As I sit and listen to a group of mothers discuss their high school children comparing grades, class rank, community service hours and SAT scores, all set with goals of graduation, college plans and the perfect life afterwards, I laugh to myself cynically. The lesson I’ve learned these past 3 years was the most difficult one in my life thus far. It only takes one nail in the road to change life’s path.
You never know what tomorrow brings. You can hope, pray and plan for the future, but it just takes one unanticipated event to throw life off course and change forever.
In 2010, my sister-in-law died of stomach cancer at the age of 43. My husband Bob, his sister and my mother-in-law all tested positive for the CDH1 mutation. All three had total gastrectomies in March of 2012. All three were postoperatively diagnosed with stomach cancer. It was only when my daughter, Jessica, then only 19, tested positive in June of 2012 that I learned the hard lesson of life’s path changing forever.
Jessica graduated high school in the top of her class, editor-in-chief of the yearbook, scholar athlete, and earned numerous academic awards. We were so proud when she entered Virginia Tech in the fall of 2010. After testing positive for the CDH1 mutation, Jessica showed signs of anxiety and depression but cautiously returned to school in August with the understanding that she would have her first routine endoscopy when she returned home for winter break in December. After a month into school, 10 hours away, listening to her fall apart day by day, we agonized and ultimately decided to withdraw her from college and take her home. She could not function, worrying that she had cancer cells engulfing her stomach, as she put it. To alleviate some of her anxiety, I made an appointment to have her endoscopy the following week. It was two days later that we received the heartbreaking call…she had stomach cancer.
We saw the surgeon on Tuesday and her surgery was set for the following Monday. Mother Nature was obviously not on the same calendar because we were hit with hurricane Sandy. The surgery was rescheduled for the following week, November 8, 2012.
The night before Jessica’s surgery was an unexpected November snowstorm. As we rode into Manhattan, cars were littered on the Long Island Expressway, stuck in snow drifts. The anxiety was palpable. Needless to say, no one had much rest that night. When we reported to the hospital the next morning, the only coping skill we had left was humor. We made ridiculous stomach jokes and even videotaped Jessica as she was given valium and wheeled into the operating room.
The surgery was happily uneventful and her recovery was quick. We heard the wonderful phrase “clean margins”! Jessica did have 13 spots of cancer in her stomach, but now she was cancer free…a survivor! I remember thinking now that this was over, we can get back to “normal”. I knew there were some hurdles to jump in the future, but I just wanted my old boring life back. It never occurred to me that things would never be the same.
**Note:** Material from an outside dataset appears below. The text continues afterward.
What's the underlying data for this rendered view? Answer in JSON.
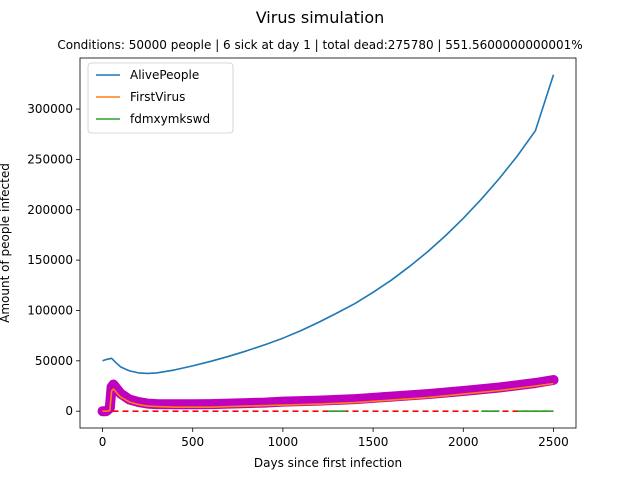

This past year we have experienced the highest of highs and the lowest of lows. A month after her gastrectomy, Jessica was rushed into emergency surgery at 3am to repair an internal hernia, and then was admitted to the hospital for a week because her intestines were jiggling around (literally, the medical definition we received) due to her weight loss, causing pain and nausea.
In the spring of this year, months after the surgery, after the unimaginable outpouring of love, gifts, flowers, parties, fundraisers and celebrations, life just went on…for everyone but Jessica. It was as if her world had stopped. The beloved college she went to no longer felt like home, her friends were living their lives contacting her less often, and Jessica was at home, alone and isolated.
She fell into a deep depression. That was our darkest time.
Thankfully, we quickly learned that a catalyst to her depression was caused by her anti-depressants not being absorbed due to her lack of stomach. Her medicine was changed and things quickly improved. I can say now that she is happy! And saying that gives me tremendous joy. She has taken steps to move forward; however her path is not the same as a year ago. Her goals are different, her friends are different, where she will attend college has changed, and even her appearance is different. None of this is a bad thing, just different.
I would be lying if I said that I have not grieved the loss of the “pre-gastrectomy” Jessica. Her life was weaved with mine so when she lost that part of herself, I lost it too. The Jessica today is a radiant, skinny, stunning, bleached blond beauty, who has endured with grace and bravery, more than most people should have to in their lifetime. I couldn’t be more in love with her or prouder for the woman she has become!